Déjà, en 1987, le CNPF avait promis la création de 400 000 emplois (sic) grâce à la suppression de l’autorisation administrative du licenciement (depuis 1975, l’Inspection du travail devait statuer sur la légalité de chaque licenciement). On les attend toujours...

Les comparaisons internationales le montrent : il n’y a pas de lien entre la flexibilité de l’emploi et les performances du marché du travail. Parmi les pays européens qui ont apparemment de bonnes performances en matière de chômage, certains sont caractérisés par des contrats de travail protecteurs : c’est le cas de la Suède où le licenciement est fortement encadré. D’autres, comme le Royaume-Uni, ont au contraire beaucoup de flexibilité. L’emploi a certes progressé au Royaume-Uni, mais pas beaucoup plus vite qu’en France, et le recul du taux de chômage est surtout dû au découragement de nombreux chômeurs qui ne recherchent plus d’emploi, ainsi qu’au gonflement de la catégorie des " invalides ".

Quant au fameux " modèle " danois dont on parle beaucoup ces derniers temps, et qui combine une grande facilité de licencier avec des indemnités de chômage très élevées, c’est sans doute un modèle intéressant, mais il existait déjà au début des années quatre-vingt-dix lorsque le Danemark avait un chômage à deux chiffres. En outre, de 1993 à 2003, avec cette fameuse " flexicurité ", l’emploi a augmenté de 6% au Danemark alors que la France, avec son " modèle social " soi-disant désuet et ses 35 heures, n’a créé " que " 11% d’emplois supplémentaires... C’est en gonflant les préretraites et les stages de formation que le Danemark a réduit son chômage, tout comme les Pays-Bas en attribuant le statut d’invalide à 12% de leur population active.

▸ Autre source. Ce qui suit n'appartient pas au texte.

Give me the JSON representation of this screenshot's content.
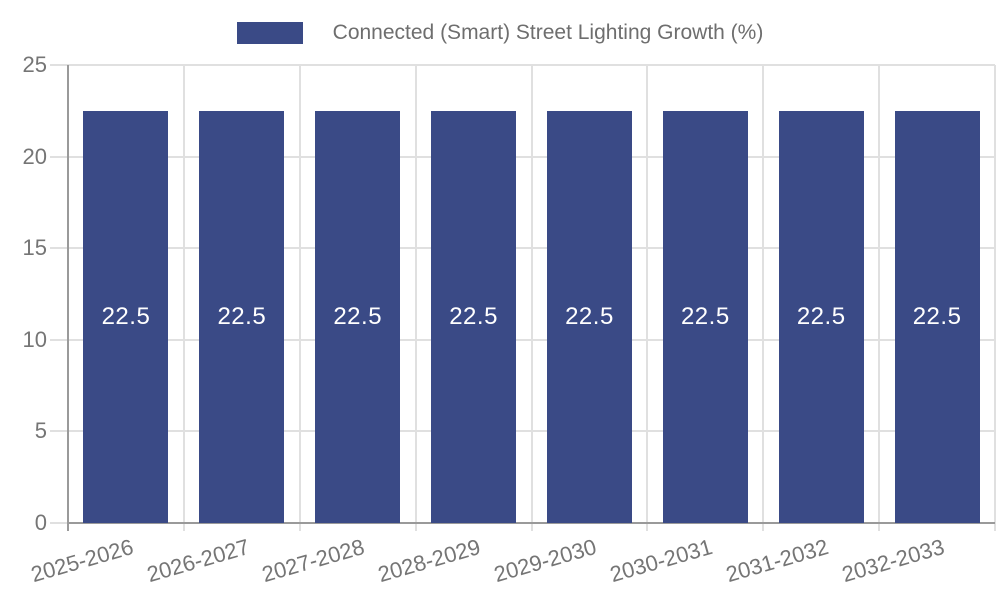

En fait, sous la contrainte des rendements financiers exorbitants exigés par le capitalisme actionnarial, les entreprises doivent partout mettre au placard des millions de salariés jugés " inemployables " et précariser les autres, qui peuvent encore prétendre à un emploi. Qu’ils soient chômeurs de longue durée (en France), invalides (aux Pays-Bas) ou découragés (au Royaume Uni), qu’ils soient CDD, intérimaires ou sur des contrats " jetables ", les exclus et les précaires sont les victimes du même système économique impitoyable qui ne prend en considération que la rentabilité financière de court terme. Il s’agit de faire supporter intégralement le risque du marché par les salariés. Les actionnaires et les donneurs d’ordres ne veulent voir leurs profits se réduire quand l’activité faiblit : ils exigent de pouvoir répercuter immédiatement les aléas des marchés sur leurs salariés et leurs sous-traitants. La précarisation est le moyen de soutenir et de stabiliser les niveaux extravagants de rentabilité atteints aujourd’hui par les grands groupes financiers.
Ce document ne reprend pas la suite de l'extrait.